Bosch and the Rudolf apology. «There’s a future for diesel. Today, we want to put a stop, once and for all, to the debate about the demise of diesel technology. The new diesel engines are the propulsion engine of the future, not the problem, but an important part of its solution». These sentences don’t come from a hallucination and don’t date back to the 1980s. The CEO of Bosch, Volkmar Denner, made this endorsement. «This breakthrough offers the opportunity to shift the heated debate over diesel into new territory and, hopefully, bring it to a close».

And what we are talking about? In two words: ’13 milligrams’.

Bosch and ’13 milligrams NOx’

One step behind. Back to Dieselgate. Bosch was the ‘stone guest’ (do you rimember Don Giovanni opera?). The implicated controller, the EDC17, was branded Bosch. The hurricane touched lightly the €78bn in revenue last year company but an office defense was expected. It is not for this reason that we can pretend that nothing has happened when we get to the bottom of the matter. The point is this: reduce NOx exhaust emissions as low as 13 milligrams per kilometer, instead of the 120 milligrams limit prescribed after 2020. Not a dream, not a mirage,  but the results achieved with the feared PEMS (Portable emissions measurement system). “A combination of advanced fuel-injection technology, a newly developed air management system, and intelligent temperature management has made such low readings possible” the company said.
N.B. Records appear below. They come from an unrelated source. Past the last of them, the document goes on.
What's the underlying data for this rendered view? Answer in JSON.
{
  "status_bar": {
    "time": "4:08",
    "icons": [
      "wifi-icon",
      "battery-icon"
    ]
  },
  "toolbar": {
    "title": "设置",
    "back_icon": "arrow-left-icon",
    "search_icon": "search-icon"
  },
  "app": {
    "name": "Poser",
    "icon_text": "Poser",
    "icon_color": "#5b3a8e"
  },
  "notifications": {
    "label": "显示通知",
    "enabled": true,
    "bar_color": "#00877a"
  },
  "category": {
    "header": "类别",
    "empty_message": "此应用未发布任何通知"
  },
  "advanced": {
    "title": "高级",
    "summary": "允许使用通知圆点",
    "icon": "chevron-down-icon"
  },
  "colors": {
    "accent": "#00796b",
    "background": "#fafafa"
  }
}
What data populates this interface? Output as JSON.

«We firmly believe that the diesel engine will continue to play an important role in the options for future mobility. Until electromobility breaks through to the mass market, we will still need these highly efficient combustion engines» Denner said. The final step involves the supporters of electricity at all costs and the sudden conversion to gasoline, ignoring the CO2 balance.  «We need a transparent assessment of the overall CO2 emissions produced by road traffic, including not only the emissions of the vehicles themselves but also the emissions caused by the production of the fuel or electricity used to power them». 
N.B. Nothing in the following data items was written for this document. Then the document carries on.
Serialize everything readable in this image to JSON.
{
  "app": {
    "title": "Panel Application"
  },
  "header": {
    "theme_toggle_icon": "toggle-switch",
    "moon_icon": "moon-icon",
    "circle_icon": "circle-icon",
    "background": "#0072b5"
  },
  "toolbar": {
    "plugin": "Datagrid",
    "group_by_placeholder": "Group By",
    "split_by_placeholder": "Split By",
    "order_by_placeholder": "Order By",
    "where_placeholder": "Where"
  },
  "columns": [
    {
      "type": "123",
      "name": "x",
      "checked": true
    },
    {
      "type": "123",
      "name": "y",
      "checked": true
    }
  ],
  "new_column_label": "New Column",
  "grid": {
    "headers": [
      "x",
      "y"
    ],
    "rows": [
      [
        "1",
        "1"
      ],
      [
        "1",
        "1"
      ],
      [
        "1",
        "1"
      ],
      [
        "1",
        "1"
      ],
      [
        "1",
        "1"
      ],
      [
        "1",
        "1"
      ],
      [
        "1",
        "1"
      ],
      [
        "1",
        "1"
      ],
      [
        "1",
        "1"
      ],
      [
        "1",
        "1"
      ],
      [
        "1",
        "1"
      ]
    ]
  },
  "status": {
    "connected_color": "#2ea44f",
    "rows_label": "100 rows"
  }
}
Highly efficient combustion engines

Efficiency. If it is those who have talked about it that have industrialized the common rail, developed by the Fiat Research Centre, since 1994, we can believe it.

There are many ways to revive diesel in a new spring. Starting with Fpt Industrial itself (cousin of Fiat now FCA). Paraffinic fuels, or some advanced biodiesels tested by Scania and Volvo. Or, Spark Controlled Compression Ignition (SPCCI) technology by Mazda.